Plan calls for increased investment in police training and communities

DETROIT – After announcing her plan to reform policing in Michigan, Gov. Gretchen Whitmer said the conversation around the topic isn’t over, revising her stance on the movement to defund the police.

“I don’t support defunding the police. What I do support is funding communities and where perhaps the cost will be going out to a social worker, as opposed to a policing organization that making that investment is something that helps everyone,” she said in an interview Monday afternoon. Whitmer had previously said she “supported the spirit” of defunding the police.

READ: Michigan Gov. Whitmer proposes 4-pronged police reform plan: What it includes

Her plan calls for increased investment in police training and in the communities police departments serve. Broken down in four parts, the plan includes banning chokeholds, requiring reporting from police departments about improper use of force and independent investigations of incidents of police killings.

“We want to get this right and it is incumbent on all of us to put together a plan that is workable and that will make a difference,” Whitmer said. She added the group working on the plan was made of both activists and law enforcement, led by Lt. Gov. Garlin Gilchrist.

The plan also calls for more social work-like training and investment in communities including incentives for officers to live in the communities they police. In Detroit, that number is staggeringly low just 1 in 4 officers lives within city limits, according to a 2018 analysis.

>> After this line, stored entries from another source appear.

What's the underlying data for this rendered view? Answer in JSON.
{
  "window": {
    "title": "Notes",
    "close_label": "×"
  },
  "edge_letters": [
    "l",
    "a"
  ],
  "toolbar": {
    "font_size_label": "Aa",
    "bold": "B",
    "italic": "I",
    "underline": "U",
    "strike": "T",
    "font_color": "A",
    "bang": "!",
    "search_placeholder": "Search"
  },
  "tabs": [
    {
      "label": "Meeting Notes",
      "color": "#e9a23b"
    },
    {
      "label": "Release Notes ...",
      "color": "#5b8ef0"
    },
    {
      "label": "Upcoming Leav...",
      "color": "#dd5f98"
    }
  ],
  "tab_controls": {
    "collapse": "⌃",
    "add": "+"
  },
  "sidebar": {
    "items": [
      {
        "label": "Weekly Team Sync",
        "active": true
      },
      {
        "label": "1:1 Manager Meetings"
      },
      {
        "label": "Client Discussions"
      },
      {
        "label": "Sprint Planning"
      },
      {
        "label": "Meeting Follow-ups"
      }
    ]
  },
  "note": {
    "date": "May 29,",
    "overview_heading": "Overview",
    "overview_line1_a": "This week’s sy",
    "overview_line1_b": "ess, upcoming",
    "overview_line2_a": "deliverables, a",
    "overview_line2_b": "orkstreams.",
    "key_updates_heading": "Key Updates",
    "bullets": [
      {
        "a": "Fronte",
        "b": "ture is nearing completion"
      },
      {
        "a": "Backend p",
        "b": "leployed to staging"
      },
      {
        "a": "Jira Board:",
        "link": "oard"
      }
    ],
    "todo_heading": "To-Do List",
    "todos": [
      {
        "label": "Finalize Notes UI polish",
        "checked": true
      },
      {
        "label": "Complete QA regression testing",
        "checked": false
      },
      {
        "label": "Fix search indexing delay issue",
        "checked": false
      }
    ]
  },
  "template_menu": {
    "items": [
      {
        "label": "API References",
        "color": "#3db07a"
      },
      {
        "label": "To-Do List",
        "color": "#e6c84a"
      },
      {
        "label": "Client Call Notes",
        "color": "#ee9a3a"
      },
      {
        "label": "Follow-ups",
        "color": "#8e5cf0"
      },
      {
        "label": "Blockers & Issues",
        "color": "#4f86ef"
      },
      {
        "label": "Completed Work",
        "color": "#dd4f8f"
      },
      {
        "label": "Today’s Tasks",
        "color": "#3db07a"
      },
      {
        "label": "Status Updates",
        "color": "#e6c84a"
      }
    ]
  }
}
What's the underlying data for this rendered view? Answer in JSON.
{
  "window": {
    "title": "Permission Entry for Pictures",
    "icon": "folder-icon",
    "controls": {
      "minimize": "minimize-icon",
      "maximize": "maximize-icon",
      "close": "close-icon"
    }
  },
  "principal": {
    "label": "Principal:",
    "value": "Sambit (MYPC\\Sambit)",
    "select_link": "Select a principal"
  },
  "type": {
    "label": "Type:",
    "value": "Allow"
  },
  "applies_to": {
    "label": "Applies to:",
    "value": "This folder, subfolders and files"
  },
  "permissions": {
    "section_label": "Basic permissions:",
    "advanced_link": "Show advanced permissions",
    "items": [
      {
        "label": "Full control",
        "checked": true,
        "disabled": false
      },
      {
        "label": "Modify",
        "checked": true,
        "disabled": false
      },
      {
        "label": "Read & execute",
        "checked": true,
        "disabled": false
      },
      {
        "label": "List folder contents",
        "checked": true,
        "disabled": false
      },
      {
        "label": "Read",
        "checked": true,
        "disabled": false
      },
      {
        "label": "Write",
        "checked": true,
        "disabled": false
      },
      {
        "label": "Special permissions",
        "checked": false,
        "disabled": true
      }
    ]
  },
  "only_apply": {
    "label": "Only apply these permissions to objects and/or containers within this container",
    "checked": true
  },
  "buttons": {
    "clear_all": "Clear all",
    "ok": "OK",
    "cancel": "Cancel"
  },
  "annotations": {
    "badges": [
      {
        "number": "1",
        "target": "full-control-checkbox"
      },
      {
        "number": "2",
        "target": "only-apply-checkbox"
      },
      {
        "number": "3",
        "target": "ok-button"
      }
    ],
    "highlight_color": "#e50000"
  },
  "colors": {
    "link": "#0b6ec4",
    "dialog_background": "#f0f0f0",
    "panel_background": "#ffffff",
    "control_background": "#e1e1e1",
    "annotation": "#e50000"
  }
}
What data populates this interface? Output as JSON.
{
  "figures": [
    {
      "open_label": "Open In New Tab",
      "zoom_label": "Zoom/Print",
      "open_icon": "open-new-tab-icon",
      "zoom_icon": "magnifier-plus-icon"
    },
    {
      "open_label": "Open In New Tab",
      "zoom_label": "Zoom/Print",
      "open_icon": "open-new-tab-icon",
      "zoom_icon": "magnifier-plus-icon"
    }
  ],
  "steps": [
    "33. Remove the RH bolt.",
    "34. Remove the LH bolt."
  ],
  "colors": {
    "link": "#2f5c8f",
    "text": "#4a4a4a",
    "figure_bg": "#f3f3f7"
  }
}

But critical demands from protestors were left off the list including ending immunity for officers and curbing facial recognition, which protestors in Detroit have called to end. The governors of Washington and California have also moved to curb and ban the use of recognition software by law enforcement, respectively.

The governor defended her plan saying it’s only a first step.

“This is where we thought the first big steps could be taken. Doesn’t mean that we’ve cut off conversation on other issues. Just means this is where we think we can make some change now.”